Thomas Barwick | Digitalvision | Getty Images
The downturn in the stock market, and the punishment being punished by tech companies in particular, is set to reshape the pay package despite strong demand for tech talent.
Each day brings a new wave of recession stocks, freezes and recessions, or outright layoffs from companies that a year ago couldn’t hire people fast enough. Earlier this week, Spotify CEO Daniel Ek sent an email to employees informing them that the company was slowing hiring by 25%. Crypto exchange Coinbase announced that it is cutting 18% of its workforce. And within the past month, Stitch Fix terminated 330 positions representing 15% of its workforce, and buy-now-pay-later firm Klarna laid off 10% of its global workforce.
These companies and many others in tech grew headcounts rapidly during the pandemic, but are now pausing or reducing their workforce sizes as inflation and economic uncertainty threaten growth. And even though overall demand for tech talent remains strong — during the first quarter, U.S. employers posted 1.1 million tech jobs, a 43% increase from a year ago, according to information technology trade group CompTIA — along the way. Compensation packages are structured, it is likely to change.
For start-ups and smaller companies, expect to see less cash in the way of equity and in job offers as these companies try to save money in tough times, says Than Nguyen, founder and CEO of compensation benchmarking startup OpenComp.
He says that start-ups – until recently were willing to pay anywhere from 15% to 30% more to find the right candidate – are starting to focus on conserving their own cash, Especially if the last funding round was more than six months ago.
“What we are starting to see now is that phase I companies tend to be less aggressive on cash and more aggressive on equity for job offers because burning their cash is paramount now,” he said.

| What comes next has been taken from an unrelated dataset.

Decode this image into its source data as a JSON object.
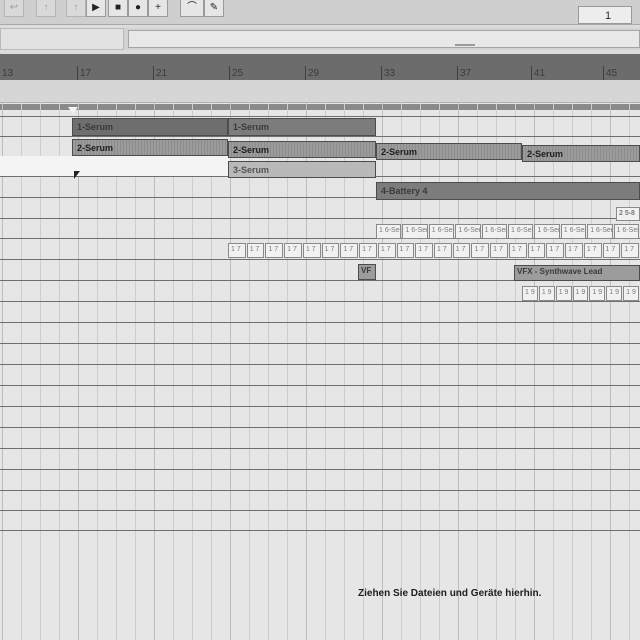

While a mix of cash and equity has long been the norm for pay packages in tech, this equation seems to be getting a little worse. Companies that issued shares at their peak to lure employees are now getting those shares at a much lower price.

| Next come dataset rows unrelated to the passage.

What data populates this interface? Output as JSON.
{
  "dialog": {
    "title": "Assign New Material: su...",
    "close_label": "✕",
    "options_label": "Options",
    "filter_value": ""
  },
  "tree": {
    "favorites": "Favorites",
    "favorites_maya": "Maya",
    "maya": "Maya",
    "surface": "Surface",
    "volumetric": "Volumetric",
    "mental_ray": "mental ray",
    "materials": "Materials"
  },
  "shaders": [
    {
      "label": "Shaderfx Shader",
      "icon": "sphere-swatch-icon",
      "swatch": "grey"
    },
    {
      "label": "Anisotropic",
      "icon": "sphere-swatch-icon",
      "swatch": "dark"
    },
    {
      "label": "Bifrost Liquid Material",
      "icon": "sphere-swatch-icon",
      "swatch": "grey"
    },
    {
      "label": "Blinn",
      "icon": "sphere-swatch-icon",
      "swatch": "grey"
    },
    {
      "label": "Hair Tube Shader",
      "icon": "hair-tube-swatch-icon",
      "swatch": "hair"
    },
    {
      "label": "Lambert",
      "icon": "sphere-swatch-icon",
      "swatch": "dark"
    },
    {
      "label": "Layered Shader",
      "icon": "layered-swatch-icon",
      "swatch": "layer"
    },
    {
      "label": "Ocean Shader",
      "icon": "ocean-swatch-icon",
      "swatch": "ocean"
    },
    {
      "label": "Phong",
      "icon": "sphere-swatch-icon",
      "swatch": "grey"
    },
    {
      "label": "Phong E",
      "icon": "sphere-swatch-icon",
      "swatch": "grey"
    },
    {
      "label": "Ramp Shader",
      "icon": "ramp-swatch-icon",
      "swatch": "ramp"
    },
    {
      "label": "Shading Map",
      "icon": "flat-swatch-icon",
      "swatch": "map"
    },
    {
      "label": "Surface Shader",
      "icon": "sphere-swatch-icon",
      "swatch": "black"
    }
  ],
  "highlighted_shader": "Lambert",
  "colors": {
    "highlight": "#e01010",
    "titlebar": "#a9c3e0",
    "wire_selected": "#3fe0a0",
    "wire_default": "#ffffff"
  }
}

“Either there is going to be a massive employee shakeout or massive losses because companies will have to cancel and reissue shares that are under water, or reissue them and keep the talent on board. cause to be weakened.” Nguyen said.
In May, Brex co-founder and co-CEO Henrik Dubgrass said the company’s $250 million tender offer was a means to give employees “some liquidity to weather this storm.”
Big public companies like Apple, Meta and Google are caught in this dilemma. Nguyen believes there are going to be big implications for these giants, given the massive hiring run with equity grants when share prices were rising. “We’re going to start seeing the implications of this start in our third-quarter earnings report,” he says.
‘big gorilla in the room’
The ongoing strength in tech hiring won’t disappear, but it is likely to diminish. Nicola Morini Bianzino, chief technology officer at EY, says opportunities will continue to be found for people with AI, data, Web3 and cloud architecture skills, describing them as talents that can “take companies to the next level.”
Nguyen adds that individuals with these skill sets are “highly valuable and will be able to demand significant cash and equity.”
The pain will be felt more by technical generalists such as sales, operations or marketing. “As people moved around it, increased compensation from 10% to 15% across the board,” he says. In a recession, labor costs would start to stagnate and people would be likely to hold positions for longer, he added.
“Recession is the big gorilla in the room,” Nguyen says. “It has a big impact on whether people stay or leave a job,” says Nguyen.